Guest More than 1 year ago
Before Women Had Wings was one of Oprah's early selections--and for good reason--it is a classic. The writing exposes the raw emotions of the characters through their dialoge, attitudes and the things left unsaid as much as the things made obvious...You can feel the confusion and helplessness, anger and frustration.. and the pride in the characters...one of the most compelling books about abuse on the market. Beautifully written.
Guest More than 1 year ago
This book was absolutely awesome i loved it. When reading this book it made it feel so real like i was right there when everythign happened. The author did a great job going into detail. Over all this bok is great.
Guest More than 1 year ago
This was a very good book but no exactly one that is life changing and inspirational. I only felt small emotion but at least there were emotions. I really do like Fowlers style of writing but she just needs to write a book that is dynamic and has deep characters.
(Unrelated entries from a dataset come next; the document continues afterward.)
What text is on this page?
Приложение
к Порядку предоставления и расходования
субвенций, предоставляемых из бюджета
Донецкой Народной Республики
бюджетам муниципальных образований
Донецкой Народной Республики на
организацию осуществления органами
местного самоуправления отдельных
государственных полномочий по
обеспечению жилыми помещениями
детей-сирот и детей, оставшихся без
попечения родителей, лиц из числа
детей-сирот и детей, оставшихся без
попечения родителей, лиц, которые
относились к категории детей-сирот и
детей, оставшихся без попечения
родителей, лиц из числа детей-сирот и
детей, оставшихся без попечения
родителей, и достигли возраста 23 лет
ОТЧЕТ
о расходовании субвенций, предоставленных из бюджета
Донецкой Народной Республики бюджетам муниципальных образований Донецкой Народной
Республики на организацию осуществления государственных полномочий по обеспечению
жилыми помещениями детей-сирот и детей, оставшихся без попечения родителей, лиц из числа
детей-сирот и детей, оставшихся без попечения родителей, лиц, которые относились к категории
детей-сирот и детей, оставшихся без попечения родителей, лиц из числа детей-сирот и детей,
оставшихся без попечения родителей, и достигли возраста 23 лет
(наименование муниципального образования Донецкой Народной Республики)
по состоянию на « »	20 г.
Guest More than 1 year ago
If you need a book to read, this should be it. It is the very best book i have ever read. Connie does such a good job and makes the book so realistic. Bird reaches out to you in more ways than one. connie shows you abuse through the eyes of a child and how incredibly funny it can be while at the same time, it is sad. Bird is so innocent, yet she's not.
Guest More than 1 year ago
This is my most favorite book I have ever read. Connie Mae Fowler has made me laugh, and made me cry, and made me understand some things about child abuse. The characters were so developed, I found myself 'looking' for Bird when I went out! An outstanding contribution!
Guest More than 1 year ago
This book narrates on the growing process of women throughout all ages. It's about women struggling with each other, attempting to find themselves. I loved the message of one being the master of restricting yourself or setting yourself free. And how powerful letting go plays a huge role.
Guest More than 1 year ago
Before Women Had Wings is southern writing at it's finest. The characters were so real and believable, I almost had myself convinced that I was Bird. Would love to read more by this author
Guest More than 1 year ago
This book was the best book i have ever read.....i loved it so much i read it twice and let all my friends and family borrow, they all loved it as much as i did!!!